« Oh allez Tim, tu peux bien rester juste une nuit nan ? »J’fais comme si j’avais pas entendu et continue à me rhabiller dos à elle. J’ai déjà la clope collée entre les lèvres prête à être allumée. Caleçon, jean, T-shirt, j’suis prêt en deux temps trois mouvements. Nonna me lâche pas et continue à m’travailler au corps.
« S’te plaît… » Bordel, qu’est-ce que j’peux détester quand elle prend cette voix geignarde.
« J’te ferais le p’tit déj’ ! »J’ai les mâchoires qui se crispent, les dents serrées à les fissurer. Inspiration, expiration.
On va quand même pas mettre une mandale à la nana qu’on vient d’baiser juste parce qu’elle est un peu casse-couilles hein ? J’me retourne avec mesure, sans geste brusque. J’prends un ton patient en détachant bien les syllabes pour que ça lui rentre dans l’crâne une bonne fois pour toute.
« Non j’peux pas. Tu sais que j’fais pas ça. »J’récupère dans la foulée mon blouson que j’enfile, et me dirige droit vers la sortie.
« On s’téléphone Nonna. »Y a pas d’embrassades, pas de mots doux. Juste un vague signe de la paluche, au loin, comme si j’chassais une mouche.
La porte claque fatalement.
Maintenant que j’ai évacué un d’mes bas instincts il m’reste plus qu’à m’occuper des autres. J’fais d’abord cracher les étincelles pour me repeindre les poumons de goudron. J’fouille mon manteau du bout des doigts. Putain.
Putain putain
putain !Impossible de remettre la main sur mon pochon remplit de coke. J’viens juste de l’acheter.
« Mais quelle salope ! »La semelle part craquer contre le mur le plus proche. C’est Nonna qui a fait l’coup, pas besoin de chercher plus loin. Elle a cette drôle de manie de tout l’temps me piquer un truc quand on s’envoie en l’air chez-elle. Une sorte de rituel. Ça peut tout aussi bien être une liasse de p’tites coupures, un paquet de cigarettes, une place de ciné. Ou dix grammes de blanche en l’occurrence.
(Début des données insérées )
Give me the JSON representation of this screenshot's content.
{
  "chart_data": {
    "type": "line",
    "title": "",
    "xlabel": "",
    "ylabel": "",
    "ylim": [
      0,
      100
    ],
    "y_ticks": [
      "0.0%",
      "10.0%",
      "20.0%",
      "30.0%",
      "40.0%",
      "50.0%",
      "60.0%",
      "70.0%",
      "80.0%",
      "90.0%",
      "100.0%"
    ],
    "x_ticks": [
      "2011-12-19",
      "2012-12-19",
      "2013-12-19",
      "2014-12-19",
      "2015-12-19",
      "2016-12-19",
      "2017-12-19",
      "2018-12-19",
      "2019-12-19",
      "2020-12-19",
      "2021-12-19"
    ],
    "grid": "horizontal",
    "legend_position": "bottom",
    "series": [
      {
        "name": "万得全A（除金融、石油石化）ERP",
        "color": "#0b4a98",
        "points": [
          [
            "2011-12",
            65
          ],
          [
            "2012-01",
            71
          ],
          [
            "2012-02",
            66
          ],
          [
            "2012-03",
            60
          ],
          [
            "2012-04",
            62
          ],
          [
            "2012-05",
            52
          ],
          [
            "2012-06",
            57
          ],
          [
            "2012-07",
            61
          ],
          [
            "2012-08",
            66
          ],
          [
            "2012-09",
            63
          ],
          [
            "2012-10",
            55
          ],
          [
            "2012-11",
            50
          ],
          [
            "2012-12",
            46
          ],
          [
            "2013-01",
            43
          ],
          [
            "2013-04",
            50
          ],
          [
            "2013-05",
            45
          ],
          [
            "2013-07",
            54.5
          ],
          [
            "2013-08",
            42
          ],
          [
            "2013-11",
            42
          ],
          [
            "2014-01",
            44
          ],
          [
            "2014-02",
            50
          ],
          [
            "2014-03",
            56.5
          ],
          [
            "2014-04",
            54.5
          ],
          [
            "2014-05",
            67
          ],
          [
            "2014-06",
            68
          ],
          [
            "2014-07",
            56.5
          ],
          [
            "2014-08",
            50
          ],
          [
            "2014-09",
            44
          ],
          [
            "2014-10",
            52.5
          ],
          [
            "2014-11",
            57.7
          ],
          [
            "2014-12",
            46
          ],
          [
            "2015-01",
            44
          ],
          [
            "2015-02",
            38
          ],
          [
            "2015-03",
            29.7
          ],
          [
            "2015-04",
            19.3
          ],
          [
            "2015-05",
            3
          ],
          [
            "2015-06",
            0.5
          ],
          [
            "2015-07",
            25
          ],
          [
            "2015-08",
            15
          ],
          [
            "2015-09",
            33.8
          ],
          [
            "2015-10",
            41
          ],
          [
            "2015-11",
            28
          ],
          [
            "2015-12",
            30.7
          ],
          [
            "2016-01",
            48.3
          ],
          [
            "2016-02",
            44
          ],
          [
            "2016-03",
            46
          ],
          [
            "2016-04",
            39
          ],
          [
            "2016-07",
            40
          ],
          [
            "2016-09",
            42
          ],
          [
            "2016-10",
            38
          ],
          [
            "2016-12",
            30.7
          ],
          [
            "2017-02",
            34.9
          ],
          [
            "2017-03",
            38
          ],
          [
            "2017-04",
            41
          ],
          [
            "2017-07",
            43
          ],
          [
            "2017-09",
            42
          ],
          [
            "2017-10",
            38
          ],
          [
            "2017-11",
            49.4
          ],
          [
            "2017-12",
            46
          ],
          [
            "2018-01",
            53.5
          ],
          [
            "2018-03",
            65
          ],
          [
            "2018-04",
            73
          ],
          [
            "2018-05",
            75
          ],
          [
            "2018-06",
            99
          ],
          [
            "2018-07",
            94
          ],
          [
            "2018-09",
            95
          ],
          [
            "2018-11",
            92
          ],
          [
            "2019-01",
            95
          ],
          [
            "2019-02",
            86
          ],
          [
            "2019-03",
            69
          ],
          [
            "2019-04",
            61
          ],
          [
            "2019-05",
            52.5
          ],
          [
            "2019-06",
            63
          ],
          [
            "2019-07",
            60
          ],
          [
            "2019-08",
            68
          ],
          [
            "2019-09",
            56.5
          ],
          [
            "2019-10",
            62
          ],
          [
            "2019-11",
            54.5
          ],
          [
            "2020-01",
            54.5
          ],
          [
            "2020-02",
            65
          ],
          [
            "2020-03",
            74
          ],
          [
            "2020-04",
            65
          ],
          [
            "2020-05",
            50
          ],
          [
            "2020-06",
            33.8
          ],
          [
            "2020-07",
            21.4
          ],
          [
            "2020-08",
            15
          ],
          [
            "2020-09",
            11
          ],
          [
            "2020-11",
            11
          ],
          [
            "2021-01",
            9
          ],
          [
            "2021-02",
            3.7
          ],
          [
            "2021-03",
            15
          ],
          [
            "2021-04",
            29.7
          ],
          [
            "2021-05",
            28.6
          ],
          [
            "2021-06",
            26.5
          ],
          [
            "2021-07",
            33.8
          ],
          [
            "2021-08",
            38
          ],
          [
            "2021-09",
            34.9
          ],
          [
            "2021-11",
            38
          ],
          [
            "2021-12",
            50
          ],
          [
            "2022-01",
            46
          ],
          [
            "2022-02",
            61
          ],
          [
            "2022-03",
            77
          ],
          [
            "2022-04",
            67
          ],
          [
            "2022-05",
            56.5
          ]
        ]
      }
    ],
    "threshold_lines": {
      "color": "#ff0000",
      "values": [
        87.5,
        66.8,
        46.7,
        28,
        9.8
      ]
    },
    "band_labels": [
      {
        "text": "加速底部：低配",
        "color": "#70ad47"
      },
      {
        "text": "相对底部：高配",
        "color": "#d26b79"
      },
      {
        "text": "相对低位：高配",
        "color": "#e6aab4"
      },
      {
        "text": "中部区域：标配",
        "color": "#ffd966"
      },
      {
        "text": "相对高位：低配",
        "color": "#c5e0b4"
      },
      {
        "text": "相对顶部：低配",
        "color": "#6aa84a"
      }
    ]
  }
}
J’sais aussi qu’elle me laissera pas remonter.
J’m’apprête à taper un scandale sur le porche quand mon téléphone vibre. Elle a d’la chance ; Kamil sait exactement comment m’amadouer.
« Pas dsouci y a un qqch pas loin »J’disparais dans la nuit pour le rejoindre.
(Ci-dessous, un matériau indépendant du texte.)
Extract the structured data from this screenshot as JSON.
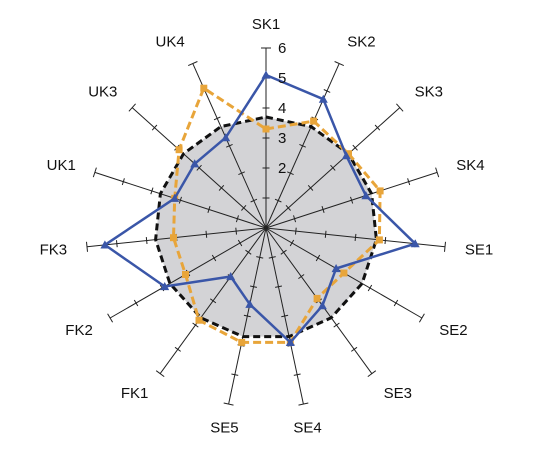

La silhouette de Kamil se dessine en ombre chinoise, croisement improbable entre l’homme et le banc sur lequel il est adossé. Les coins de mes lèvres s’envolent. Le basané c’est l’assurance d’une soirée tranquille. Et j’en ai
vraiment besoin d’tranquillité.
« Salut mec. » Les jointures claquent les unes contre les autres dans un salut purement masculin.
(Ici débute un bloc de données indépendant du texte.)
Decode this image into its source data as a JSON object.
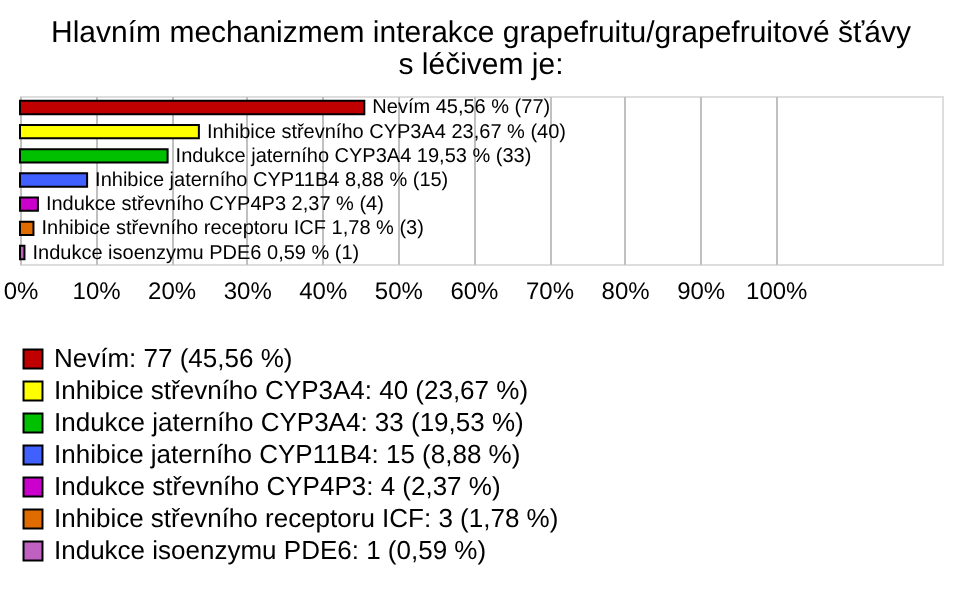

« T’peux pas savoir à quel point tu tombes à pic… Et j’ai un spot juste à côté. »L’endroit en question se trouve en haut d’un immeuble. Un peu décrépi certes, et avec des dalles couvertes de mousses : il est plus tout jeune. Mais ses proprios m’ont à la bonne depuis que j’leur ai rendu service avec une bande de p’tits branleurs qui avaient saccagé leur café en rez-de-chaussée. Cette petite sauterie les ayant débarrassés de tout emmerdeur, j’y ai gagné un accès illimité au penthouse.
J’commence à allonger le pas. Y a l’dealeur attitré d’un côté. Mendiant d’bonheur synthétique de l’autre.
C’est à cinq minutes à peine et on tarde pas à s’faufiler par l’escalier de service jusqu’à la porte du toit. C’est pas dur : les clefs restent constamment planquées sous une statuette à l’effigie d’une fée aux couleurs fanées. Un objet totalement ridicule qui trône fièrement sur le rebord d’une fenêtre.
« Après vous monsieur. » Le ton est totalement paradoxal à la dégaine de bandit que trimballe Kamil.
Ça m’fait marrer.
Je l’aime bien, l’narco des bas-fonds.